The design of a new regional library takes its inspiration from the form and experience of actual books

By Joel Hoekstra

We’ve all seen buildings that take their cue from what happens inside: a two-story wooden barrel that serves as a root-beer stand, an immense concrete muskie that serves as the home to the Fishing Hall of Fame. This kind of literal interpretation is the architectural equivalent of a one-liner.

Thoughtful designers take some of these ideas and abstract them. The narrative and functions of the building are still reflected in the structure or design details, but the representation is less overt, the connections more veiled, the associations more artfully rendered. Such is the case with the Ramsey County Library system’s new branch library in Shoreview, a suburb located just north of St. Paul.

The project got its start when Ramsey County Library decided, as part of a system-wide overhaul, to elevate the status of the existing Shoreview branch, transforming it into a regional hub. As such, the building would have to be larger to accommodate expanded programming, community meeting rooms, interlibrary loan operations, and other visible and behind-the-scenes functions. HGA Architects and Engineers, which assisted Ramsey County with the master plan, developed a contemporary scheme for a facility that could stand on the same site.

But area residents were not taken with the design. “One of the things the community told us in response was that they wanted the new building to look like the existing civic buildings,” says library manager William Michel. That likely meant integrating the brown-brick exterior of the original library, and perhaps other elements of the surrounding city buildings.

HGA embraced the feedback, pivoting in its approach. “I’ve always worked to deconstruct the image of the architect as a caped expert, à la Frank Lloyd Wright, who imposes his own will onto clients,” say HGA principal Victor Pechaty, AIA. “I love working with clients, and embrace their input on the building aesthetic.
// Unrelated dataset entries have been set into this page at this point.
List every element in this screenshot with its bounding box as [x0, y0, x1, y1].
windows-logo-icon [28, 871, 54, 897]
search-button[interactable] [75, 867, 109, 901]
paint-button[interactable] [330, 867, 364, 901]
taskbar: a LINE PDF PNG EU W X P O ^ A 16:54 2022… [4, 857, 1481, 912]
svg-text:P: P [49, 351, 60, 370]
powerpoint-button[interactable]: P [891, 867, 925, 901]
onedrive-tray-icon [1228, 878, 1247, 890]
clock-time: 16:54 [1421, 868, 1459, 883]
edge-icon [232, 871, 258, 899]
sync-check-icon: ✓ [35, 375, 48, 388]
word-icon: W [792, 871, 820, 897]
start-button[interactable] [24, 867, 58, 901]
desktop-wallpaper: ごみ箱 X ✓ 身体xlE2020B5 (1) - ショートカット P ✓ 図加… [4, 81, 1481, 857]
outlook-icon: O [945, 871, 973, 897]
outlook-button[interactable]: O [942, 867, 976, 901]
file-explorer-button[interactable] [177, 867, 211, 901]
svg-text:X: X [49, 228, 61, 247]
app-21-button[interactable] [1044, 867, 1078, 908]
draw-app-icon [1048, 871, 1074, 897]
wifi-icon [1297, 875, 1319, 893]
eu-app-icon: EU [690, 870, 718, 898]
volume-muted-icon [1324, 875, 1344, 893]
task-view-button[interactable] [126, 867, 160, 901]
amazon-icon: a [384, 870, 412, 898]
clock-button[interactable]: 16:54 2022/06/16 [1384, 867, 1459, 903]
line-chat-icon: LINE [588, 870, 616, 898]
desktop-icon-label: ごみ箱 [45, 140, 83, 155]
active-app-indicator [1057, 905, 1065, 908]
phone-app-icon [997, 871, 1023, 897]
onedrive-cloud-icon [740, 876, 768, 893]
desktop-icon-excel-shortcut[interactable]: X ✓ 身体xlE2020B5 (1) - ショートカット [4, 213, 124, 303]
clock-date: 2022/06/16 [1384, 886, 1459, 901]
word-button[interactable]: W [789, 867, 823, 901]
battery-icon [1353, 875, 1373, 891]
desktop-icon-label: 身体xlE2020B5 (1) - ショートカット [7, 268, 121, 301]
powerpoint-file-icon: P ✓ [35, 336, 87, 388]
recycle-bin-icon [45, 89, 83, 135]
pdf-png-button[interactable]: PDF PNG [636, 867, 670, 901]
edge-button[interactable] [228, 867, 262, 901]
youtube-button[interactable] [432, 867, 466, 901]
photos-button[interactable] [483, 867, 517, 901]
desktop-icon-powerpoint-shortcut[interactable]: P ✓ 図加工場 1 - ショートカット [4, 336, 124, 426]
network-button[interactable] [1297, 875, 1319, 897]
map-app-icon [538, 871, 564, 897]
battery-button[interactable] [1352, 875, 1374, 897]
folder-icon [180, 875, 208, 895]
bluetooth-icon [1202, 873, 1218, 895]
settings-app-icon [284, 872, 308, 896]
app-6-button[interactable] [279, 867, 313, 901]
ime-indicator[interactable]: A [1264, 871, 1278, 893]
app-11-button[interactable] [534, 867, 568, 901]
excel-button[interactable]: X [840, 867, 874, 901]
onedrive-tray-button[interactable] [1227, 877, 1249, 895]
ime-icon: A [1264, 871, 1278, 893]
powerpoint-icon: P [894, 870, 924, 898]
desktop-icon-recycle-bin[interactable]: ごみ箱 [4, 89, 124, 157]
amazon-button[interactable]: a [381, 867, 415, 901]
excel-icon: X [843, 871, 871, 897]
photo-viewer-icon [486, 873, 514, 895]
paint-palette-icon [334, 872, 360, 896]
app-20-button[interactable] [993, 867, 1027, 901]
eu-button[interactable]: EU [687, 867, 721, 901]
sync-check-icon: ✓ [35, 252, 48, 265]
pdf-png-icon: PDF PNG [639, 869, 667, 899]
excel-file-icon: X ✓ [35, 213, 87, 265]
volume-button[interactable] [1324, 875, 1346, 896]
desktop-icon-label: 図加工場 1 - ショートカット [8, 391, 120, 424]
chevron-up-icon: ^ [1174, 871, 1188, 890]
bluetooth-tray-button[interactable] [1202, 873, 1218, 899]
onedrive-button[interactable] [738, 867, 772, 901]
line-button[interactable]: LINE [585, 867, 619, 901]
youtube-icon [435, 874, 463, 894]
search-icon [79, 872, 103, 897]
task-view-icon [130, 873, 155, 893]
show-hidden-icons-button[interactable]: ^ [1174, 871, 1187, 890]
After all, they’re the ones who are going to use it, work in it, experience it every day.”

Pechaty and his team began thinking about the structure of books—their general shape, how they look when splayed open, how the cover and pages create different lines and articulation. Their explorations culminated in a building that subtly plays with these qualities in various ways: The main entrance, for example, forms a portal that’s clad in red brick on the outside and lined with white on the inside, much like a cover over the pages of a book; and in targeted sections of the facade, Norman brick is set vertically in soldier courses onto horizontal bands, suggesting books on a shelf. Surface articulation creates the sense that some of the “books” have been partially pulled off the shelf, adding visual texture.

“Books are not going away,” says Pechaty. But neither are the community rooms and computer stations that have come to be core components of the 21st-century library. The Shoreview facility includes a range of comfortable, technology-rich spaces in which kids can learn and play and teens and adults can read, work, or meet friends. What’s more, the design anticipates the continued evolution of library functions with built-in flexibility. Case in point: The various collections and activity areas in the open-plan interior are given shape by the insertion of three walnut-clad boxes housing study rooms, display alcoves, and offices. But the wood walls are not load-bearing, Pechaty explains; they could be altered or removed at any time.

Michel says that patrons of all ages seem to enjoy the new building, which opened in early 2017. “Over time, as librarians, we’ve learned the language of architecture, and we’re better able to articulate our needs,” says Michel. “Of all the buildings we’ve done in the last 10 years, I think this one is the most successful.”

Location: Shoreview, Minnesota
Client: Ramsey County
Architect and landscape architect: HGA Architects and Engineers
Principal-in-charge: Mia Blanchett, AIA
Project lead designer: Victor Pechaty, AIA
General contractor: Adolfson & Peterson Construction
Size: 38,000 square feet
Cost: $12,285,000
Completion: January 2017
Photographer: Paul Crosby

“The very subtle but beautiful brick detailing is the book binding; it creates this texture in certain key walls, with the rest of the exterior clad in two different patterns of brick. And the interiors are the white pages of the book. We thought the concept was very clear and very elegantly executed.”